In general, it is impossible to account for all sources of variation. Models often must rely on estimates from small studies (e.g., dosing trials conducted on healthy individuals) and on very strong modeling assumptions. Sparse site-specific data, such as with the source water measurements of enteric viruses, increase the uncertainty of model-based estimates.

Most of these limitations underestimate risk. There are additional uncertainties that result in overestimates of risk. For example, uncertainties in treatment—Bacillus spores are considered conservative indicators of Cryptosporidium removal, and disinfection CT values are based on half-lives, not the full integration of disinfection contact times.

Site-specific versus general estimates in risk assessment

Our finding of a difference in estimates of illness from using site-specific rather than general U.S. EPA estimates for treatment efficiencies highlights the importance of a clear definition for a risk assessment. If the goal of a risk assessment is focused only on risk within a specified community (or similar communities), then site-specific data may be most appropriate and worth the additional effort to obtain. If, however, the goal is to generalize about risk across multiple communities or large areas, then the general parameter estimates provided by the U.S. EPA are likely to be more appropriate.

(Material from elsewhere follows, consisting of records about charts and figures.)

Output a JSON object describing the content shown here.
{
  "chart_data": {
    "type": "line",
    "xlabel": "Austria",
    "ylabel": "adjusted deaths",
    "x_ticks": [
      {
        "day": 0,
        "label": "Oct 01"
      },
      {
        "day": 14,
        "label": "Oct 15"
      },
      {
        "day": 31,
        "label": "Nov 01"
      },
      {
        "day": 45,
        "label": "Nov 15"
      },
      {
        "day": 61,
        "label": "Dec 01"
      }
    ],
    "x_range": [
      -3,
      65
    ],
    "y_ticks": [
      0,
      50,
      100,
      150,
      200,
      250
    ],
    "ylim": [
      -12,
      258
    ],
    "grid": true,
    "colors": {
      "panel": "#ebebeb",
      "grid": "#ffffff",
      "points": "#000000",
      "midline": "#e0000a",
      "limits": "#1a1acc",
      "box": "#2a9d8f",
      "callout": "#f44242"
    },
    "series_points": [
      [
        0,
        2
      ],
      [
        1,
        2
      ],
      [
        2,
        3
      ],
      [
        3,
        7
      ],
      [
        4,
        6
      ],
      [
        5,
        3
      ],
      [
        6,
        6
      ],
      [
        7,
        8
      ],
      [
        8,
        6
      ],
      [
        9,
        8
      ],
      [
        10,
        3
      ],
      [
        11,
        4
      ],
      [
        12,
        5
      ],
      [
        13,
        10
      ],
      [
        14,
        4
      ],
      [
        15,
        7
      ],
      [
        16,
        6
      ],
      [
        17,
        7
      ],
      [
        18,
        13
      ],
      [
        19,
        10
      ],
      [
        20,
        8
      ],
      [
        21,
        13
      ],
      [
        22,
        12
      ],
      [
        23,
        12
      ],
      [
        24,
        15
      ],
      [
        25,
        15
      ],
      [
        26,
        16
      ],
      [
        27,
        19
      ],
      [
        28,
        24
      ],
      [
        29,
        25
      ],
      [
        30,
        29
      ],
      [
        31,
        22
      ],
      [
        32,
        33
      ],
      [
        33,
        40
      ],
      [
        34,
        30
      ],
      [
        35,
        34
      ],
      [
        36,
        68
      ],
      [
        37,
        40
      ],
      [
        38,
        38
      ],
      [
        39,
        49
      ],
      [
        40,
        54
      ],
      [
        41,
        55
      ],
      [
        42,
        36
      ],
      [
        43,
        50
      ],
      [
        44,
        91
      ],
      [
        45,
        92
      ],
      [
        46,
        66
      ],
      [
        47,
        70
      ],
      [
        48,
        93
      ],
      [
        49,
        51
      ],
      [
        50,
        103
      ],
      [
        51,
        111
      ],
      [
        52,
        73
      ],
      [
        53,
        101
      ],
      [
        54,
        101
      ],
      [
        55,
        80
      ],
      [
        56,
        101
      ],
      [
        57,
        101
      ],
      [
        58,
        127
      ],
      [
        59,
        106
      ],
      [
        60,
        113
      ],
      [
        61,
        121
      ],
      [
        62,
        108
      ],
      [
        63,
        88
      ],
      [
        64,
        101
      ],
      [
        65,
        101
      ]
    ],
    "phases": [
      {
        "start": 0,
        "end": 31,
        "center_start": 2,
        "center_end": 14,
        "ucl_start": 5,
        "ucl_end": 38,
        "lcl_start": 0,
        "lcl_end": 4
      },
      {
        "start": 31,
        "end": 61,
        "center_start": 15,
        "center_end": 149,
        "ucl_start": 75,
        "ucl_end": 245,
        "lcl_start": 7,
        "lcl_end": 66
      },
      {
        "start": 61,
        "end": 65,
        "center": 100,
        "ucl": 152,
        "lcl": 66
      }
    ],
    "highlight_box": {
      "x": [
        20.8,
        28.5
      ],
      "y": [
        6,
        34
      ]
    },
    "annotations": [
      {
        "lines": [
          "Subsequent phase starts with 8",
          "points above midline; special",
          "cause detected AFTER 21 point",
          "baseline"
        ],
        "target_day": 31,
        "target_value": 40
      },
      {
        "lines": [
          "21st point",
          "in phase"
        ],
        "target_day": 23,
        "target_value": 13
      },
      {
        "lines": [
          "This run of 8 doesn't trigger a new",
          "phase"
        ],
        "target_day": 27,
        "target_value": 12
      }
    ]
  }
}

Examining alternative control strategies

One advantage of a model-based risk assessment is that alternative control strategies can be examined. For example, the pathogen-specific risk estimates from the risk assessment provided additional information for focused waterborne disease control strategies. Given that the viral log removal by disinfection is on the order of 6 or more, the predicted risk above 1 in 10,000 persons comes from exposure to protozoan species. Thus, if the risk levels presented in Table 2 are of concern, control efforts should be focused on treatment technologies that address protozoa rather than virus removal. If, on the other hand, viral log removal by disinfection is ≤ 4, control efforts should be focused on treatment technologies that address viral removal. Given the limited data to inform this assumption, resources could be focused on collecting more viral disinfection data.

Cost and time

An additional limitation of intervention trials is that they are costly and time-consuming to conduct. In contrast, risk assessments are relatively inexpensive and quick to conduct.

Conclusions

Risk assessment and intervention trials provide complementary approaches to the estimation of a community’s burden of disease attributable to drinking water. Risk assessments can provide estimates of low-risk situations; require data that are neither difficult nor expensive to collect; permit the evaluation of scenarios outside the conditions under which the data were collected and are therefore an attractive method for characterizing both existing and potential risk from contamination of drinking water; and can capture population-level processes such as secondary transmission. Intervention trials provide direct measures of AR within communities and provide risk estimates based on all causes of illness attributable to the drinking water. Even when point estimates of risk are not significant, these direct measures of risk can provide valuable upper bound estimates.

Given their expense, intervention trials must be judiciously applied. Risk assessments can be used to specify the conditions in which future trials are justified; that is, they can be used to identify high-risk conditions based on demographics, magnitude and sources of environmental contamination, and types of treatment processes. Risk assessment can also provide information on where are the important data gaps. In particular, this assessment pointed toward the importance of attaining site-specific treatment data and the clear need for a better understanding of viral removal by disinfection. Ultimately, the choice of risk assessment, intervention trials, or both methods used jointly to evaluate waterborne disease risks depends upon specific research needs and available funding.